Force, Impulse and One-dimensional kinematic equation, etc.

The Attempt at a Solution

i used -$$\frac{dL}{dt}$$ = R $$\frac{dP}{dt}$$
where L is the angular momentum and P is the linear momentum.

Then i get -$$\Delta$$ L = R*$$\Delta$$P as $$\Delta$$t $$\rightarrow$$0
so, -I ( $$\omega$$_f - $$\omega$$ ) = MR($$\upsilon$$_f - 0)

after that i change the I into 0.5*M*R^2 and $$\upsilon$$_f=R*$$\omega$$_f (condition for rolling without slipping).
So my v_f = 1/3 * R *$$\omega$$.

since the frictional force is M*g*$$\mu$$, so the acceleration a = $$\mu$$*g.

After that i use the linear motion equation: v^2 = u^2 + 2as
so we have (1/3 * R *$$\omega$$)^2 = 0 + 2*($$\mu$$*g)*s
so the distance traveled is ((R *$$\omega$$)^2) / (18*$$\mu$$*g)

The answer is correct.

But actually my question is why can we applied " -$$\frac{dL}{dt}$$ = R $$\frac{dP}{dt}$$ " at the beginning especially with that negative sign there. And what is the equation there stands for?

Pls help me because i am really confused here.. Thanks

 

[Hootenanny]

The equation arises from the definition of angular moment and is just a statement regarding the conservation of momentum. The definition of angular momentum for a point particle is

$$\mathbold{L} = \mathbold{r}\times\mathbold{P}$$.

Taking the derivative with respect to time yields,

$$\frac{d\mathbold{L}}{dt} = \frac{d\mathbold{r}}{dt}\times\mathbold{P} + \mathbold{r}\times\frac{d\mathbold{P}}{dt}$$.

The first term vanishes since the velocity is parallel to the momentum, leaving

$$\frac{d\mathbold{L}}{dt} = \mathbold{r}\times\frac{d\mathbold{P}}{dt}$$.

Now,for the problem in hand, the cross-product between the force (rate of change of linear momentum) and the position vector, in this case the radius of the wheel is anti-parallel to the angular momentum vector. Hence, the minus sign in your expression.

Does that help?

 

[tiny-tim]

hi weesiang_loke!

(have a mu: µ and an omega: ω )

But actually my question is why can we applied " -$$\frac{dL}{dt}$$ = R $$\frac{dP}{dt}$$ " at the beginning especially with that negative sign there. And what is the equation there stands for?

this is really two equations …

the rotational dL/dt = r x F, and the linear F = dP/dt …

together they make dL/dt = r x dP/dt …

in my opinion, trying to work out whether there should be a + or a - when we convert that vector equation into a scalar equation is confusing and pointless …

just say that if the cylinder originally rotates clockwise, then the friction F will be to the right, so the torque is anticlockwise, and the cylinder moves to the right …

ie L decreases while P increases

 

[weesiang_loke]

Thanks Hootenanny and tiny-tim.

 

[rwisz]

The equation you used, -\frac{dL}{dt} = R \frac{dP}{dt}, is known as the Euler's equation of motion. It is derived from the principle of conservation of angular momentum, which states that the total angular momentum of a system remains constant unless acted upon by an external torque. In this case, the external torque is the frictional force acting on the disc.
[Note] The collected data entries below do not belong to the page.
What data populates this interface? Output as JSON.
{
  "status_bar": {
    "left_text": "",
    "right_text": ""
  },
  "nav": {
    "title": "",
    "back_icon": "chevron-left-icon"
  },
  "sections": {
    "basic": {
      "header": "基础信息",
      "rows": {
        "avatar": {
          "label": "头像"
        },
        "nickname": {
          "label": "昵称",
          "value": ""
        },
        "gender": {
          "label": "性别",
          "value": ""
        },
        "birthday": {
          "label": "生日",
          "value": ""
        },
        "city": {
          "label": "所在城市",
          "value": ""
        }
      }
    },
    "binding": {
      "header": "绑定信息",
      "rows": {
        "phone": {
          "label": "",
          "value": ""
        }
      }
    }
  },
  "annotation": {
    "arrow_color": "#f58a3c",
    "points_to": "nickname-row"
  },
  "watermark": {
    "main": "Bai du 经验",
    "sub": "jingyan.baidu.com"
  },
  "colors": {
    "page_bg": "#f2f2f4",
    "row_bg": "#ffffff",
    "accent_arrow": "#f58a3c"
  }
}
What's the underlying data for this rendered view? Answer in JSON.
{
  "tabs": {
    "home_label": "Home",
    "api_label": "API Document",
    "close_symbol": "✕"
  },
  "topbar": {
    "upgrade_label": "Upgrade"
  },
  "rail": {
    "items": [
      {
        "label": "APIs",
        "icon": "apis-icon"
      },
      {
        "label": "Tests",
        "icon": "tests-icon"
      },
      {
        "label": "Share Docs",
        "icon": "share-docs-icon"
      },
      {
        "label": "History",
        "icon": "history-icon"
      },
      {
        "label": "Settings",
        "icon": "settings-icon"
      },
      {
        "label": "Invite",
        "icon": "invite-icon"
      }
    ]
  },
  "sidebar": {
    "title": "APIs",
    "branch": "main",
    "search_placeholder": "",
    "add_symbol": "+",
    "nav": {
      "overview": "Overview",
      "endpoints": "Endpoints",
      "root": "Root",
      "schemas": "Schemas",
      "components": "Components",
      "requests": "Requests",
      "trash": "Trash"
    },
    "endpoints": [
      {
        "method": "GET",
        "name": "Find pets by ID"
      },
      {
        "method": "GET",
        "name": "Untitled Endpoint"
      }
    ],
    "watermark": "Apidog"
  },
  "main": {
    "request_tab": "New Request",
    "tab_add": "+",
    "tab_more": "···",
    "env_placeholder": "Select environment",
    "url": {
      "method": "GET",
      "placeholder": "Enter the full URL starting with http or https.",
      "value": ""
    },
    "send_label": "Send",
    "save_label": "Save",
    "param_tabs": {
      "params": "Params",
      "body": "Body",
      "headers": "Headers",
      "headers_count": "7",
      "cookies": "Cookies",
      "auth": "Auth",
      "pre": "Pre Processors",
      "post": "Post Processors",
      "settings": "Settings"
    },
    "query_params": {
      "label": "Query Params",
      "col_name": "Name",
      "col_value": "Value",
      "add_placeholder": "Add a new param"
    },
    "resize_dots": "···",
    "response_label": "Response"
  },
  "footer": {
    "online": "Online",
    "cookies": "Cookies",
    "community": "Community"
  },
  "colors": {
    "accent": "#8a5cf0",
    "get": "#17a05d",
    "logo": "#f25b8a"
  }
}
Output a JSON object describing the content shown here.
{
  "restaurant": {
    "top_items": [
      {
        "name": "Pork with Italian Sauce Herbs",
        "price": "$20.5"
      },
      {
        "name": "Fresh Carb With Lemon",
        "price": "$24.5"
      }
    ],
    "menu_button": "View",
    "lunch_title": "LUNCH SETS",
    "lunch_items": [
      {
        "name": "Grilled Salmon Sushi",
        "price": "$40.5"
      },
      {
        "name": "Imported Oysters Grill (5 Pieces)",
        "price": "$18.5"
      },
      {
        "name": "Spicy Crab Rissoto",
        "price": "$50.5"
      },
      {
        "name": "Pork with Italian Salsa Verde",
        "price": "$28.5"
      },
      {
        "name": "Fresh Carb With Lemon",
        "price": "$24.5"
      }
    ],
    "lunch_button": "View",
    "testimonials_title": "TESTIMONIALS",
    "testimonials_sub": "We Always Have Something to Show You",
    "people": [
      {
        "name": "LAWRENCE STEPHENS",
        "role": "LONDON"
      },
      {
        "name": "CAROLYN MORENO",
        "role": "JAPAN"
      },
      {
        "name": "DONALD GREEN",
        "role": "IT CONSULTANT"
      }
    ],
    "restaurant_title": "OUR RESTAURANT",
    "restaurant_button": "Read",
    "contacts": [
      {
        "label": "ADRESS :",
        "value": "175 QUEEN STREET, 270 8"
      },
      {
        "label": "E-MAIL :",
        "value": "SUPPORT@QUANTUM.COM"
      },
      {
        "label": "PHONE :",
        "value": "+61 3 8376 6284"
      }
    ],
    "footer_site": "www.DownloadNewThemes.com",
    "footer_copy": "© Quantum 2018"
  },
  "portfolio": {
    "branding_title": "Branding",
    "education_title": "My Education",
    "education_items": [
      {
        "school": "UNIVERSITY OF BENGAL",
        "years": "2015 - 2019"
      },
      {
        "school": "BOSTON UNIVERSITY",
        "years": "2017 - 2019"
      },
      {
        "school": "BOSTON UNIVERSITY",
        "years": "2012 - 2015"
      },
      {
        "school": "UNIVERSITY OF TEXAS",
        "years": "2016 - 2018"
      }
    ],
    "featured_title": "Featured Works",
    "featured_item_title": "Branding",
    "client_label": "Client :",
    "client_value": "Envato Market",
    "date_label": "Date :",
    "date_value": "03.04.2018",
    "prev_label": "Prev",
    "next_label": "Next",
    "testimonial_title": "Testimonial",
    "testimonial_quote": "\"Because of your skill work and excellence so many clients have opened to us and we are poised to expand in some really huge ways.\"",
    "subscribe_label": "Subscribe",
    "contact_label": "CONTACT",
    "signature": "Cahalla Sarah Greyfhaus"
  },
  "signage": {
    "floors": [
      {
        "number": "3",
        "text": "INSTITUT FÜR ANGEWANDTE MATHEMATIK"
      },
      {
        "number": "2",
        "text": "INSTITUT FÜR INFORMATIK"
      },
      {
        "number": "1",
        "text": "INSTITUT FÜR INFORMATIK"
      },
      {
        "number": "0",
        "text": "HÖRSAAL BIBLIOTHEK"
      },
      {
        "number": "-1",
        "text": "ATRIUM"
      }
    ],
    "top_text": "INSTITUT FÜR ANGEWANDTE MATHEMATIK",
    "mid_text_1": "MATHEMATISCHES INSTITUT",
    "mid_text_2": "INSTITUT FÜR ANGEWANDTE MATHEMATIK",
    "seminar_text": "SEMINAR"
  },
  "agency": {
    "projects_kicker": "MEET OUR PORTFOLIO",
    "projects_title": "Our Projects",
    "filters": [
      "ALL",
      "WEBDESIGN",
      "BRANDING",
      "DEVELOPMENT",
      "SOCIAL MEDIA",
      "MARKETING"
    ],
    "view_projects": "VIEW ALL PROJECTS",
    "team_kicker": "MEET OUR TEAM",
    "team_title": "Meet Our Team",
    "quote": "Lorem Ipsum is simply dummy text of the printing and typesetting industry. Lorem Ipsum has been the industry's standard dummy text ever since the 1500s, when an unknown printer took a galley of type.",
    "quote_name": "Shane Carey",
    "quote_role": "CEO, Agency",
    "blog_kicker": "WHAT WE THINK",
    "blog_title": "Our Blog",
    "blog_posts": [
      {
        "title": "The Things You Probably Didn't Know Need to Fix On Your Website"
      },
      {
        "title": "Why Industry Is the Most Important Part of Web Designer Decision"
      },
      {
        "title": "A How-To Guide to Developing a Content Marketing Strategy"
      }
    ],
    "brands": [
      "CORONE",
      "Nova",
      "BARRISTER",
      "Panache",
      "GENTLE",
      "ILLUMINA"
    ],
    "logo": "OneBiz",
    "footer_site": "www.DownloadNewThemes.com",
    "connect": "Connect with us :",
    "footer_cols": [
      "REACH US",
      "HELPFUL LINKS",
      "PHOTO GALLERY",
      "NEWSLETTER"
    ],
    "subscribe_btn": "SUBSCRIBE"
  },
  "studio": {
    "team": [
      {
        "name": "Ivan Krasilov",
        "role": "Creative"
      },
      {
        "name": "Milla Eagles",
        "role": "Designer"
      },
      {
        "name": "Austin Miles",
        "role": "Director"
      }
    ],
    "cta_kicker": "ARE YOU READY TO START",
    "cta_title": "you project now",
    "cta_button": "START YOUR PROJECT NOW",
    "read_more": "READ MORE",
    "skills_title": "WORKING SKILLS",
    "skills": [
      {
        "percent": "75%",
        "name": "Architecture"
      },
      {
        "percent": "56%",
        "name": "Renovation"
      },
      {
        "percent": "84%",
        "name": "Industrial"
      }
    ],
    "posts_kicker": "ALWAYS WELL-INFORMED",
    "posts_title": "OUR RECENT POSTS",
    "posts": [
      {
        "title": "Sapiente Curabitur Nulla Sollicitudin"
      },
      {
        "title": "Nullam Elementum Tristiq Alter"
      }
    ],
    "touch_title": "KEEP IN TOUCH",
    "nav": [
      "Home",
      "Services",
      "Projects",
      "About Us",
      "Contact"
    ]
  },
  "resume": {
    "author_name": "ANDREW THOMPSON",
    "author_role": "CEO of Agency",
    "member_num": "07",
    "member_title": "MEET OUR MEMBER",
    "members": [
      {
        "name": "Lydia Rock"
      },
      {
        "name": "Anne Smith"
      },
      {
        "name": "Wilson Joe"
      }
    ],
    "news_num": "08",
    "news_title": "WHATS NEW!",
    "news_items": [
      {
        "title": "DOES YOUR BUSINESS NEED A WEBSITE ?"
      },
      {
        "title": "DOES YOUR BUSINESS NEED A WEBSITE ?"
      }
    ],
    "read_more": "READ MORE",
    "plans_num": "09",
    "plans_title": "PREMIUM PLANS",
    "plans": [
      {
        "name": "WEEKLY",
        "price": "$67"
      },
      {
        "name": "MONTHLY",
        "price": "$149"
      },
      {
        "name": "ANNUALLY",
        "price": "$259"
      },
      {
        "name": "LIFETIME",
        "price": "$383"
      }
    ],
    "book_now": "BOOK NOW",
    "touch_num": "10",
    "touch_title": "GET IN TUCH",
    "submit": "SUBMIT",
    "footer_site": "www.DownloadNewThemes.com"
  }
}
The negative sign in the equation represents the direction of the torque and is necessary to account for the change in direction of the angular momentum. Without the negative sign, the equation would not be able to accurately predict the behavior of the disc as it slows down and starts rolling without slipping.

Essentially, the equation is a mathematical representation of the physical concept that for every action (change in linear momentum), there is an equal and opposite reaction (change in angular momentum). It allows us to analyze the motion of the disc in terms of both linear and angular quantities, and ultimately leads to the correct solution for the distance traveled before the disc starts rolling without slipping.

I hope this helps clarify the use of the equation in this problem. If you have any further questions, please let me know.